Why can't a woman 'man' the grill?
Each summer they crop up predictably: roses, azaleas, and affronts to my ability to work the grill. Backyard or front, Northeast or Midwest, since I've been able to wield a pair of tongs I've been ridiculed, deflected, and wrestled out of my preferred post overseeing the barbecue at seasonal parties and picnics.
Excuses? I've heard them all, from "I want to give you a break," to "This thing is tricky to operate." More often, a guy who sees me approaching the grill with a pile of hamburger meat or a marinated mahi-mahi will intercept me to ask, "What are you doing?" – as if brandishing a spatula and grill basket isn't indication enough.
It's true that women have penetrated boardrooms, fought wars, and climbed Mount Everest. Yet what Australians call the "barbie" still seems to be distinctly reserved for Ken.
Although I've been in the workforce for only a few years, gone seem the salad days of egalitarian college cookouts. And far behind me are the desperate fire-escape attempts at outdoor cooking during the years I lived in New York City – which, needless to say, were outside the realm of social norm.
To explain the no-woman zone surrounding the grill, men I know say that grilling is "not cerebral; you just throw it on and poke and prod it." My friend Lee says he likes the fact that grilling is "relatively difficult to screw up." Does this mean men think their gender isn't too bright or that grilling is so easy a woman would overthink it?
Not all men have a problem with women who want to work the grill. If you believe a recent survey by the National Pork Board, six out of 10 women are grilling at least once per month in the privacy of their yards. One-on-one, my male friends tell me they have no qualms about letting a lady char the chicken. But such chivalry belies my experience time and again at social gatherings, where the collective force of maleness at the grill makes me feel like a hen trying to roast a rooster.
Why would a woman want to "man the grill" (as the verbiage so clearly indicates is paradoxical)? It's hot, smelly, and – depending on the grill construction and amount of lighter fluid required – potentially dangerous.
I admit that there's nothing quite feminine about what inspires me to fire up the coals. In fact, it's the very "toughness" of the task that makes grilling a unique culinary challenge – it's more physical, gritty, and grandiose than baking a casserole. It's about the force of your burger flip as opposed to the fine fringes of your pie crust. It's the flambé instead of the baklava, the kebab rather than the kale. At the same time, it's an exercise in patience and observation – and what writer doesn't need extra help with that?
My sister, an epicure who went through culinary school, says that for her, commanding the grill means controlling the taste: "The temperature and even the way you lay a steak across the grill can affect its flavor." She quickly adds that my brother-in-law doesn't care about such considerations. This either proves that cooking out is more cerebral than many men think, or that she – in feminine fashion – overthinks it.

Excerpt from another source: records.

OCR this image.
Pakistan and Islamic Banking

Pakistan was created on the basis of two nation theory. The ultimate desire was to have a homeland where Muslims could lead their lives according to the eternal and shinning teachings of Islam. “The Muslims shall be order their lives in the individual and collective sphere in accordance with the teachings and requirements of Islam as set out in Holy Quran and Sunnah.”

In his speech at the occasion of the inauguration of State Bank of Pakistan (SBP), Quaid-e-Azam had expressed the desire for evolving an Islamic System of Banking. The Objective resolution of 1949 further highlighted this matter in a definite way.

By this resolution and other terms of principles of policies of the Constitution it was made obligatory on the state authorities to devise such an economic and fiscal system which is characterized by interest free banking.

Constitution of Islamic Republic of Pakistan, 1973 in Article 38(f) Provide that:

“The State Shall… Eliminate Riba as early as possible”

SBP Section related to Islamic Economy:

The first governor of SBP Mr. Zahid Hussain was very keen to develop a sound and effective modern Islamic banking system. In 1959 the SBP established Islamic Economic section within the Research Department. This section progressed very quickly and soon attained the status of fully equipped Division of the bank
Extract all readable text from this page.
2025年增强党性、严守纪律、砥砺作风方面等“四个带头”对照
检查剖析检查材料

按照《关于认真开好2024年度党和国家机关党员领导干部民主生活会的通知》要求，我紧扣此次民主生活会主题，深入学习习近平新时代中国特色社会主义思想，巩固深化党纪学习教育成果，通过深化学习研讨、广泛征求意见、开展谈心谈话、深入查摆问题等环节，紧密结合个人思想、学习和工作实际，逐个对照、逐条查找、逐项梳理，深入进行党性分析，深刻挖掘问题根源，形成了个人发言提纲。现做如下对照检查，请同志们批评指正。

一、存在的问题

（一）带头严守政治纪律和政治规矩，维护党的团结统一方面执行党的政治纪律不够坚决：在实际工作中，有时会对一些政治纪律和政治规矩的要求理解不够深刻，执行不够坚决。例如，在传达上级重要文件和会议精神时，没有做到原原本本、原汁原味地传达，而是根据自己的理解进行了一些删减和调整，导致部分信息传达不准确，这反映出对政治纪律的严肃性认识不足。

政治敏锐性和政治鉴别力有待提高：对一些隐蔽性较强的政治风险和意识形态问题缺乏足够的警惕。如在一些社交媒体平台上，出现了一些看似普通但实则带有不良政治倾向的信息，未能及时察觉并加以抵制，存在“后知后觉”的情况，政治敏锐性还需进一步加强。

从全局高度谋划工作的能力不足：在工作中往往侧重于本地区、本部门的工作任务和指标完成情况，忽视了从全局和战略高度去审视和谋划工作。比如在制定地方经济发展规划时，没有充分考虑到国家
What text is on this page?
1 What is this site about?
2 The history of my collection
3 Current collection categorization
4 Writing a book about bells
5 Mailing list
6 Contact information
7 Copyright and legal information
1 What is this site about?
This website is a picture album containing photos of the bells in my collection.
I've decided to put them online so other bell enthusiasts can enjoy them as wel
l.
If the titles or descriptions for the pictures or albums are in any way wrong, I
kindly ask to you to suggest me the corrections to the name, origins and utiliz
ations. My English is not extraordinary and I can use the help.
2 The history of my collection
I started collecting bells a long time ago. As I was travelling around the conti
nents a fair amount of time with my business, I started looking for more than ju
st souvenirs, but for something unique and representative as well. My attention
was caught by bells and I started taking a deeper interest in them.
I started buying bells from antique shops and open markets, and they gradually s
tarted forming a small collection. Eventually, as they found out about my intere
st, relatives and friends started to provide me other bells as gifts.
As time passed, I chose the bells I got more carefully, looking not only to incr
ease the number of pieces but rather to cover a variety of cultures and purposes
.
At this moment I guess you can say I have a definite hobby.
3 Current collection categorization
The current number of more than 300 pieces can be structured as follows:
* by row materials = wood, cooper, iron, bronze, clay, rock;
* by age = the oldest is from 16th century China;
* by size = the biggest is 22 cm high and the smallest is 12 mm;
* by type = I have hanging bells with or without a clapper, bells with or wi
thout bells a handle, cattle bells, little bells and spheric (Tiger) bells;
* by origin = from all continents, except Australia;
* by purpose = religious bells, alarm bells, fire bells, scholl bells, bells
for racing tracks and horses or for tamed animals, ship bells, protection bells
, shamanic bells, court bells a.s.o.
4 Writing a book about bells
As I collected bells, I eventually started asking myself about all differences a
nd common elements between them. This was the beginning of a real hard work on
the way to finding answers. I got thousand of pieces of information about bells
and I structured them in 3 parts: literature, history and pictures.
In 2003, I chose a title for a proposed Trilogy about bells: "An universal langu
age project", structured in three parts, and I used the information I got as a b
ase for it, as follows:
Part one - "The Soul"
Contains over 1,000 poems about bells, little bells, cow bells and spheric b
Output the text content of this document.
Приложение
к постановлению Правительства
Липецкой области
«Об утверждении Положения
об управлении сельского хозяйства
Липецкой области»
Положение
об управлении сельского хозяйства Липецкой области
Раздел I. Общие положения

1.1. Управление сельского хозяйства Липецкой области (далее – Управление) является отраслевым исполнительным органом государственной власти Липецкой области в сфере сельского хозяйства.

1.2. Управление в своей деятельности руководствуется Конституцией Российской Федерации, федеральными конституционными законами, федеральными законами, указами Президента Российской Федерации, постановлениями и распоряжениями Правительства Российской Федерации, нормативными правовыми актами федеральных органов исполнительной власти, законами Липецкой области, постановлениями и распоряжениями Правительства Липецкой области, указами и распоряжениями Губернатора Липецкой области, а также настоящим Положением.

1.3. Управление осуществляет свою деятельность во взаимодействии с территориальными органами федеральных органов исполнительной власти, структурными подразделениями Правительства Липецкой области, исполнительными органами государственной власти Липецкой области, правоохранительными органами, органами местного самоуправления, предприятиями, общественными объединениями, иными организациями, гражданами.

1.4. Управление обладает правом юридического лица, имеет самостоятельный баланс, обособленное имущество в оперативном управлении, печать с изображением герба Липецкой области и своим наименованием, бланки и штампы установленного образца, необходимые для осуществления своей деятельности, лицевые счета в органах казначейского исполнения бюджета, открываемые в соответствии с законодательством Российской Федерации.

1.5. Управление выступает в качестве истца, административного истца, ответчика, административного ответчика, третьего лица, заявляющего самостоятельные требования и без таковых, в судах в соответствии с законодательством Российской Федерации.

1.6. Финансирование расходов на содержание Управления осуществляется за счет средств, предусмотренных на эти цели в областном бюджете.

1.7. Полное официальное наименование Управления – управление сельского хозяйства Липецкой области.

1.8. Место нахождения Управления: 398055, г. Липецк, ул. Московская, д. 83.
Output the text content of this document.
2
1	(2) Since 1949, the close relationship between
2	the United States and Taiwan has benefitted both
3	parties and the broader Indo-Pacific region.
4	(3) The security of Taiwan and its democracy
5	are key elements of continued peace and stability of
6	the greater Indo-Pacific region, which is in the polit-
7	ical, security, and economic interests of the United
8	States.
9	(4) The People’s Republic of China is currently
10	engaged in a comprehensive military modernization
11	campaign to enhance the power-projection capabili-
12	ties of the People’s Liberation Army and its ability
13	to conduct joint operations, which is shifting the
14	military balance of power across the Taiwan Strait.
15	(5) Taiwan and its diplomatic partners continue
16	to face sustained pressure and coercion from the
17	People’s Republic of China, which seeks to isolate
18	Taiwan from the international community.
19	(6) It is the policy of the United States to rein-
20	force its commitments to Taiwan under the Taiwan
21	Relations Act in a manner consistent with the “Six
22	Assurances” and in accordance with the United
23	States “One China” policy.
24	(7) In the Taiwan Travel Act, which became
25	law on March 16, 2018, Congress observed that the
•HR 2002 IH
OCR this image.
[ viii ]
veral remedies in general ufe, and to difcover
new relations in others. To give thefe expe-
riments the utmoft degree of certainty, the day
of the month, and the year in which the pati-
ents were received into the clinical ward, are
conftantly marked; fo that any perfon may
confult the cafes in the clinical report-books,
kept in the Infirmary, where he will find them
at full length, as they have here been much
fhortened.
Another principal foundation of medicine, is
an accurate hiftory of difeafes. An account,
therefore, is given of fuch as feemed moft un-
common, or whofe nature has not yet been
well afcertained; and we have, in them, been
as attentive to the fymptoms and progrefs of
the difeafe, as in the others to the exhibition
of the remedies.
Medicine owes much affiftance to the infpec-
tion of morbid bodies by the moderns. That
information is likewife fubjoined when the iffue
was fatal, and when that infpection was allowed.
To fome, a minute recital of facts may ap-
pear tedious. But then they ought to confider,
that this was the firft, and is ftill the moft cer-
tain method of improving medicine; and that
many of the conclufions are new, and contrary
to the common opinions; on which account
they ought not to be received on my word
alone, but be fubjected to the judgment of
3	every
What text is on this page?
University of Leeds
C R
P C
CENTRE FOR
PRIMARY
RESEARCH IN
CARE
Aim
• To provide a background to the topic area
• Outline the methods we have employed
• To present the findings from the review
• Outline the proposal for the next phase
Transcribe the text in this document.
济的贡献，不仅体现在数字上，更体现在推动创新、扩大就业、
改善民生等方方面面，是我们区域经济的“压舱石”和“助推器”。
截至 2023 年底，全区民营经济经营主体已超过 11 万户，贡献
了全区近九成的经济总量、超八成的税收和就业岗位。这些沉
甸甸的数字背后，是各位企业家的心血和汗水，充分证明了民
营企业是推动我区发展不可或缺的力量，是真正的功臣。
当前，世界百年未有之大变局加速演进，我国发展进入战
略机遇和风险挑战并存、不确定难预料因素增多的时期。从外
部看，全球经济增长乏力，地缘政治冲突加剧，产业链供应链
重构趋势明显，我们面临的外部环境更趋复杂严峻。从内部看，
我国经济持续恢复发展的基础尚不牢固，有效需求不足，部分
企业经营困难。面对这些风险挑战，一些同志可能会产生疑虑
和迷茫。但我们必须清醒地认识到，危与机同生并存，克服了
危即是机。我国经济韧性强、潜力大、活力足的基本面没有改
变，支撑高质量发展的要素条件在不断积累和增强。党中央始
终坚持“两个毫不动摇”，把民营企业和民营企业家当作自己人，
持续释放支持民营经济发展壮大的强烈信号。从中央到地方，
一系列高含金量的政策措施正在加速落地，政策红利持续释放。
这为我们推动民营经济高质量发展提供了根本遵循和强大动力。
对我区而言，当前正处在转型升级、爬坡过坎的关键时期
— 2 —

Other women who grill talk about their desire to be good hostesses or their maternal instinct to feed, citing reasons why a woman's nature is as geared toward grilling as a man's.
Of course, there are just as many – if not more – women out there who are happy to steer clear of the grill. Some are intimidated by the guys, the grubbiness, or the occasional need to kick a grill to get it to work. Others are accustomed to the traditional cooking roles they observe in their families. And some women are just grateful to have someone else cook for them, even if only seasonally.
My friend Jill, who leaves the grilling to her man, takes an anthropological tack, calling the barbecue "one step up from cooking over the primordial fire." Fortunately, she's found a good counterpart in her husband, who says that while growing up in Texas he "never saw a female up at the grill, ever." In his family, the tradition of men cooking steaks is "passed on like a torch."
It's possible that women are just as responsible for genderizing the grill as men. "I don't know that many women who are willing to let men take care of whatever else needs to get done in the kitchen to get the meal ready," says my childhood friend Carrie.
Jim, a father of four, confirms this, saying he'd "rather throw the meat on the grill than be ridiculed for the way I chop a salad." Like many couples, he and his wife divide their labor between kitchen and grill when hosting backyard barbecues.
Perhaps men are just as intimidated by the idea of tackling kitchen tasks as women are by giddying up to the grill. This could be a sign that gals who grill should take the first step, and let a man mangle the lettuce once in a while.
It may also mean that I need to be more thick-skinned while ruling over the ribs in the backyard domain. After all, it's pretty difficult to screw it up.